Using Presto on existing ORC files in S3

956 Views Asked by At

I would like to configure Presto to query ORC files in AWS S3. According to the documentation, a Hive Metastore must be configured. This metastore will gather all the schemas of the tables. Since I have existing ORC files, is there any way to populate this metastore automatically with the schemes of the already existing tables that should be embedded in the ORC files ?

Thanks in advance for your help !

1

There are 1 best solutions below

0
On

This is totally possible but it may fail some times if the ORC writer is not compatible with Trino (formerly known as PrestoSQL). This is rather unlikely but should be noted.

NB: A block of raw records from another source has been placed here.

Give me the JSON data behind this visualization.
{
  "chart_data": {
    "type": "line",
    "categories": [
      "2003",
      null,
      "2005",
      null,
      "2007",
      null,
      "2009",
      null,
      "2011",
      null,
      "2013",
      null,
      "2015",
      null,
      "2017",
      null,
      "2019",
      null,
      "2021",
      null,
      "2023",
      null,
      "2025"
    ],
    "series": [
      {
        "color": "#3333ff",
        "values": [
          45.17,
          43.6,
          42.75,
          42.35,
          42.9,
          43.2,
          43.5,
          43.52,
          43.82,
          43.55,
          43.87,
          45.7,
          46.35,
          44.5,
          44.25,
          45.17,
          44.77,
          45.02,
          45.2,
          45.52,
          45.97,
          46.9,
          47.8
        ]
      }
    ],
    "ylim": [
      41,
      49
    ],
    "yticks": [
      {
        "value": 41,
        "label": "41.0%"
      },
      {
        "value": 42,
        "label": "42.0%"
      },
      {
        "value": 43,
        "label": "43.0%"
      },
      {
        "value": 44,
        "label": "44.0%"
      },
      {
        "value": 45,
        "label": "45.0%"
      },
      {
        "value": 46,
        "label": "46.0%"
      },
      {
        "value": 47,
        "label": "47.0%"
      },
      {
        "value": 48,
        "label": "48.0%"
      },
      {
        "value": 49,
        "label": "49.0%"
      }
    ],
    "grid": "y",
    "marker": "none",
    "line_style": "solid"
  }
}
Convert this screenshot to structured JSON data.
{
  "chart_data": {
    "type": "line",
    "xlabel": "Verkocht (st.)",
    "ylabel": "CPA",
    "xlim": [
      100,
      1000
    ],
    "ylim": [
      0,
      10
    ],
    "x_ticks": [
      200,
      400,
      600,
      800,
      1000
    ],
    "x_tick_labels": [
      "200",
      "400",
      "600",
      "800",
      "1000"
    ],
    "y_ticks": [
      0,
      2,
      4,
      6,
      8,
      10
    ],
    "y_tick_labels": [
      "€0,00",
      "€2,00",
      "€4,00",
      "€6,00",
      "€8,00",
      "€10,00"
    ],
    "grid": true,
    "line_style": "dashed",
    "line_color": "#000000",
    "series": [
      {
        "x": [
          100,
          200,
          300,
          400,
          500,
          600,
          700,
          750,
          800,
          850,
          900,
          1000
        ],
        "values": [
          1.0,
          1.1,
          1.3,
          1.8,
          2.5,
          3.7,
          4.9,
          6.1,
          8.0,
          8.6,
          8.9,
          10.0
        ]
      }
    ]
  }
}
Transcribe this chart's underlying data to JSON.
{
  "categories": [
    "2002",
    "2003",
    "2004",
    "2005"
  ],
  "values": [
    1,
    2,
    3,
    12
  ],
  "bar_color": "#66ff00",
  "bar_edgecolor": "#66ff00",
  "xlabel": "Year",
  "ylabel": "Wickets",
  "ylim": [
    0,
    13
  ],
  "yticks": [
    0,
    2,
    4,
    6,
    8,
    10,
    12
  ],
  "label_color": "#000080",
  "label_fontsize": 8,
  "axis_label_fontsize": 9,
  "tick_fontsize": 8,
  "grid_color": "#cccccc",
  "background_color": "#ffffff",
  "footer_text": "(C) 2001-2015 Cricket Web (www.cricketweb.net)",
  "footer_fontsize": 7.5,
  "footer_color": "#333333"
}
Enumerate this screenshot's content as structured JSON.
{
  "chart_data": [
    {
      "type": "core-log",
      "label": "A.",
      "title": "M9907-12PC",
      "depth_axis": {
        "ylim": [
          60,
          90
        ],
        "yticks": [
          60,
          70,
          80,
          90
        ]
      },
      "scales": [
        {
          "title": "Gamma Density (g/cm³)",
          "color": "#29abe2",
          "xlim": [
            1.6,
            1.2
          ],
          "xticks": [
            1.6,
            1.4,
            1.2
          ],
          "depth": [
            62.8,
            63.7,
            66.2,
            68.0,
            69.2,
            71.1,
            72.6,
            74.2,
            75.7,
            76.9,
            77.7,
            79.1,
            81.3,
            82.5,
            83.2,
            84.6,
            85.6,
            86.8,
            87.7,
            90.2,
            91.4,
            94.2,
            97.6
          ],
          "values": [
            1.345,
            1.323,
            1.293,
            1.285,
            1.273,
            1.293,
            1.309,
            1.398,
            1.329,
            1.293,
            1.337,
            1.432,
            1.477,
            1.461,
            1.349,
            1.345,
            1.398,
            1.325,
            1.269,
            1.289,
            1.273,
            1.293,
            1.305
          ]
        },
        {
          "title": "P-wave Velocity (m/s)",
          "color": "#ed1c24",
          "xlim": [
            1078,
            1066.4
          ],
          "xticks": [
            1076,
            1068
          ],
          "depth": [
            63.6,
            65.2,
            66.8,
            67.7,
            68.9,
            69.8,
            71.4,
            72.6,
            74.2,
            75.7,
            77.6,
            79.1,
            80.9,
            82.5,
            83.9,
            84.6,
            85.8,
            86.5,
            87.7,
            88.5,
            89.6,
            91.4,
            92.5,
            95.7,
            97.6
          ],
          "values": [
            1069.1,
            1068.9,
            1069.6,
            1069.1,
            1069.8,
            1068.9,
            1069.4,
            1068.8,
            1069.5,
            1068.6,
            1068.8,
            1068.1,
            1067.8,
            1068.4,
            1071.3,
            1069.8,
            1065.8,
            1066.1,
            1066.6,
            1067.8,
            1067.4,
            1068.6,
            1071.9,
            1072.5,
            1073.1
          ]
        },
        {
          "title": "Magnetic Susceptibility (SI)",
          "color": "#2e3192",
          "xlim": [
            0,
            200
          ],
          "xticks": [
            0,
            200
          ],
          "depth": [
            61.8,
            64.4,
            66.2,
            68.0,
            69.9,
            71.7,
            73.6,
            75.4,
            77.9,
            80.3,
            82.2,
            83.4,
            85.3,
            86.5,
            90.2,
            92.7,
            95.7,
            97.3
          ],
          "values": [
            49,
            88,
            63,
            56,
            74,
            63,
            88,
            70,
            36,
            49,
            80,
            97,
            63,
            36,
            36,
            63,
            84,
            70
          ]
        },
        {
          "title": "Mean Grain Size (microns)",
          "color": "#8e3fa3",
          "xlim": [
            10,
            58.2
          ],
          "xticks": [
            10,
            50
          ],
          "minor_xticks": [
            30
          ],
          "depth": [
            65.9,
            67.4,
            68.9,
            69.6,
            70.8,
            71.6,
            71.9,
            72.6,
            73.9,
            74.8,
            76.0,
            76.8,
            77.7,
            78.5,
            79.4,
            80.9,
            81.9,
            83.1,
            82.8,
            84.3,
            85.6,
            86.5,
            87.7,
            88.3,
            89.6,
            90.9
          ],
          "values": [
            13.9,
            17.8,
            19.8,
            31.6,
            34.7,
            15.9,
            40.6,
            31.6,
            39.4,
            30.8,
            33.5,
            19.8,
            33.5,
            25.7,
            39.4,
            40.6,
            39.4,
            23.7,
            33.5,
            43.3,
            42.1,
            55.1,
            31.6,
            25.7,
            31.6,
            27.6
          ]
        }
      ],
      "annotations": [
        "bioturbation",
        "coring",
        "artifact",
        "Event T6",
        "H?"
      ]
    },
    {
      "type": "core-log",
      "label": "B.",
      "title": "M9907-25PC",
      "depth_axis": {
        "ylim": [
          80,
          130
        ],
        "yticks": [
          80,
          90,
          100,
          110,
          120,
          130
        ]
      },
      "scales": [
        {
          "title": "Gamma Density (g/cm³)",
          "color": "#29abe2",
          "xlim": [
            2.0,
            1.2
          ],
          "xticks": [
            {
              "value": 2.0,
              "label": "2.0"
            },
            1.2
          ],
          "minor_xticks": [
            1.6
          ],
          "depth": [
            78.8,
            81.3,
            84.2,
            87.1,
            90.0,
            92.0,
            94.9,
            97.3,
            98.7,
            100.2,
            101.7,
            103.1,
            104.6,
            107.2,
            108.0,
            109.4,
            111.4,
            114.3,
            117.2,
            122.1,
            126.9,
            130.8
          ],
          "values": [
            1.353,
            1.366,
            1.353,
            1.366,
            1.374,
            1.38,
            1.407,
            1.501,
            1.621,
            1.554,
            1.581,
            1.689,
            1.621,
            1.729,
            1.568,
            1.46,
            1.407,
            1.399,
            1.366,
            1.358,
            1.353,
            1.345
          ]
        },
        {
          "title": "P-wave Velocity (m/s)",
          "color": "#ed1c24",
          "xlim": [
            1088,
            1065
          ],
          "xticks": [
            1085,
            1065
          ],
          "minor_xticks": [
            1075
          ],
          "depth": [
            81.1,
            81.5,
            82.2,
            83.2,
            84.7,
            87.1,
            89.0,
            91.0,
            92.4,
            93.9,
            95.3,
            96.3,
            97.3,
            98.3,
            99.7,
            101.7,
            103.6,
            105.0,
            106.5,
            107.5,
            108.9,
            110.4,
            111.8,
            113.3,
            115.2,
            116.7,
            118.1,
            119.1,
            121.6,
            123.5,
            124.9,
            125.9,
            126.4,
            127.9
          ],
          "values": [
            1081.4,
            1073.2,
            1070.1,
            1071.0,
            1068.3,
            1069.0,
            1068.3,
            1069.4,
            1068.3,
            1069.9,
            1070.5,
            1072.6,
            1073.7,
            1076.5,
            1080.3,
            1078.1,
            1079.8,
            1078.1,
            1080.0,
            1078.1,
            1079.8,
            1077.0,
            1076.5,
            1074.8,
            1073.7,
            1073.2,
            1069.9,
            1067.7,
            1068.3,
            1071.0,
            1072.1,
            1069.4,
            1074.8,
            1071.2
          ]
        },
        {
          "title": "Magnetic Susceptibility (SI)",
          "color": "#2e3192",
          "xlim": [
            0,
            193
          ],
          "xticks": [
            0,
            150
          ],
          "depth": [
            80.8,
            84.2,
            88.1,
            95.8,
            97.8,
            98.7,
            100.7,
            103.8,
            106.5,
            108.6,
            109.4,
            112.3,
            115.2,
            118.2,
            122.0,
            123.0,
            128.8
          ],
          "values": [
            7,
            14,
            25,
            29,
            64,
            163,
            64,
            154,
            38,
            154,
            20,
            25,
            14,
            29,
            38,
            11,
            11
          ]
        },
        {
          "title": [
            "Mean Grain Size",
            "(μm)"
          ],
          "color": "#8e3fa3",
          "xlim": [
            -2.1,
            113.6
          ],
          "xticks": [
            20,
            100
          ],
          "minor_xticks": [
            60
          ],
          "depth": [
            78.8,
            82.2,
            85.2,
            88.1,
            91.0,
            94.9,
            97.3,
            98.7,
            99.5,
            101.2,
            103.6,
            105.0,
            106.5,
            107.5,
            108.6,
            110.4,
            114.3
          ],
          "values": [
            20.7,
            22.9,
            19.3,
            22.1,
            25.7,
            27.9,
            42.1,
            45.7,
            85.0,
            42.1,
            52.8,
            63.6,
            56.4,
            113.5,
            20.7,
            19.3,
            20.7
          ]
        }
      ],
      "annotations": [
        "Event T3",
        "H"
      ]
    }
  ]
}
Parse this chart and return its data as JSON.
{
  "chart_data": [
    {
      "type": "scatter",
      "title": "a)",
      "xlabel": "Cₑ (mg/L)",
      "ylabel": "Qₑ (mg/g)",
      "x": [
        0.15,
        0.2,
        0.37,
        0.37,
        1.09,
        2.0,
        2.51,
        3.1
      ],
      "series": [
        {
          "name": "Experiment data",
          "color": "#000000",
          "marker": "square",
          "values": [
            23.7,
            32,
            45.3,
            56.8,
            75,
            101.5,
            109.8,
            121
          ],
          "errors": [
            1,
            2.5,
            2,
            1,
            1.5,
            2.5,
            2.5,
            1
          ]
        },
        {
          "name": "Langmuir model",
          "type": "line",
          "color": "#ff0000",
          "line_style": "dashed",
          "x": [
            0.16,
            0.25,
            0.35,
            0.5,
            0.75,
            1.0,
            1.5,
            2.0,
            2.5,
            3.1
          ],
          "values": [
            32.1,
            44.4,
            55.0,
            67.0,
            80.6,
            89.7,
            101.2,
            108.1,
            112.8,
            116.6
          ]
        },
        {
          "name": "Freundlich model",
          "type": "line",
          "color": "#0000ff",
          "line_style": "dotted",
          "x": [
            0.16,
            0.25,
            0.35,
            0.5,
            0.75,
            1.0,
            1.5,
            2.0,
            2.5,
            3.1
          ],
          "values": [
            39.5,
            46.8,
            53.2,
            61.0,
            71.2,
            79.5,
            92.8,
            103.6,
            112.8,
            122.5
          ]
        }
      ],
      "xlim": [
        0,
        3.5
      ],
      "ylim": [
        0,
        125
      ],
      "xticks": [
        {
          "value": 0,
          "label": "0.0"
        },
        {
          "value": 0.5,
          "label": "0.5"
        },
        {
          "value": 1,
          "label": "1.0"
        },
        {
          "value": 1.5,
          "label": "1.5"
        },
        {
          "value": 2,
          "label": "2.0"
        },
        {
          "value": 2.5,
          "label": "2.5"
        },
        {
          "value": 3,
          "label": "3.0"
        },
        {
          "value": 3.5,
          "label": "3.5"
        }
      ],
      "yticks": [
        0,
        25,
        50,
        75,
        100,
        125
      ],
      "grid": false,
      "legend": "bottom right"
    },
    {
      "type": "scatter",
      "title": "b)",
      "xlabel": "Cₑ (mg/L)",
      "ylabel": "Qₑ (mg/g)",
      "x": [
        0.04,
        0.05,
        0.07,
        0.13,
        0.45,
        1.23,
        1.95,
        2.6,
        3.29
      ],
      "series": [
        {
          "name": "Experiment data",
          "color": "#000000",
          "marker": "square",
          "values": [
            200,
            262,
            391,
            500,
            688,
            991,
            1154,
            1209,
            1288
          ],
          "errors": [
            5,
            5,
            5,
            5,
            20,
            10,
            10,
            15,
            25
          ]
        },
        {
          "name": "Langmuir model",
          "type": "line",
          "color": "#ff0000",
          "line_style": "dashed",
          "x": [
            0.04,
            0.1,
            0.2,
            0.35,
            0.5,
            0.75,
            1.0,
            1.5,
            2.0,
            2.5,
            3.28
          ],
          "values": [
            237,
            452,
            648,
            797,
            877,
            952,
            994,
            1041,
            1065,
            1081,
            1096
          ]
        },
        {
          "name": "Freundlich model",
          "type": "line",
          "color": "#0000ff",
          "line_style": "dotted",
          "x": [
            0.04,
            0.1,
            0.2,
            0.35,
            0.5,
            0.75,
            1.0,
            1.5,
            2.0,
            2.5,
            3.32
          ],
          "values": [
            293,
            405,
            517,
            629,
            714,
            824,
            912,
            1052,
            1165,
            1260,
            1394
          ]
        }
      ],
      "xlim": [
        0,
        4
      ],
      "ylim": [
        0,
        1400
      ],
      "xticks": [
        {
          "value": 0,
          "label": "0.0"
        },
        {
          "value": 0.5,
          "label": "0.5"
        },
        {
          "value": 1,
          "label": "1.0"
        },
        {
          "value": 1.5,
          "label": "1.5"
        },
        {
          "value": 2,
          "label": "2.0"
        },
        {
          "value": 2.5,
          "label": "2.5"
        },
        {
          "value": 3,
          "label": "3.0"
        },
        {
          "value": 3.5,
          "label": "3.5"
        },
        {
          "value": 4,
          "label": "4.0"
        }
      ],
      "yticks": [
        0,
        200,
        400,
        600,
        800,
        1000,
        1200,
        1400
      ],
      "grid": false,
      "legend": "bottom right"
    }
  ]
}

The first step is being able to get the schema correct. You can do this by printing out the orc schema using the uber orc-tools.jar and the meta command. See more: https://orc.apache.org/docs/java-tools.html

java -jar orc-tools-1.6.7-uber.jar meta bucket_00001.orc
Processing data file bucket_00001.orc [length: 78511]
Structure for bucket_00001.orc
File Version: 0.12 with PRESTO_ORIGINAL
Rows: 1500
Compression: ZLIB
Compression size: 262144
Calendar: Julian/Gregorian
Type: struct<custkey:bigint,name:string,address:string,nationkey:bigint,phone:string,acctbal:double,mktsegment:string,comment:string>

You will want to take the Type struct that is in the output. You will also want to ensure that the schemas are aligned between all of your ORC files.

The next step is to translate the Type struct to a CREATE TABLE statement like so:

CREATE TABLE hive.default.customer (
   custkey BIGINT,
   name VARCHAR,
   address VARCHAR,
   nationkey BIGINT,
   phone VARCHAR,
   acctbal DOUBLE,
   mktsegment VARCHAR,
   comment VARCHAR
);

Once the table is created you should be able to start querying unless you have a partition in your table. If that is the case you will then need to sync your the Hive metastore (or possibly the file metastore) to add the existing partition locations to the metastore.

Assuming you had a partition on the nationkey column above, your CREATE TABLE statement would look like this:

CREATE TABLE hive.default.customer (
   custkey BIGINT,
   name VARCHAR,
   address VARCHAR,
   phone VARCHAR,
   acctbal DOUBLE,
   mktsegment VARCHAR,
   comment VARCHAR,
   nationkey BIGINT
) WITH (
  partitioned_by = ARRAY['nationkey']
);

You would then want to sync which can be done with the system.sync_partition_metadata procedure.

This will look something like this:

CALL system.sync_partition_metadata('default', 'customer', 'ADD');

There is also a demo of doing this in the Trino Community Broadcast (back when Trino was still called PrestoSQL).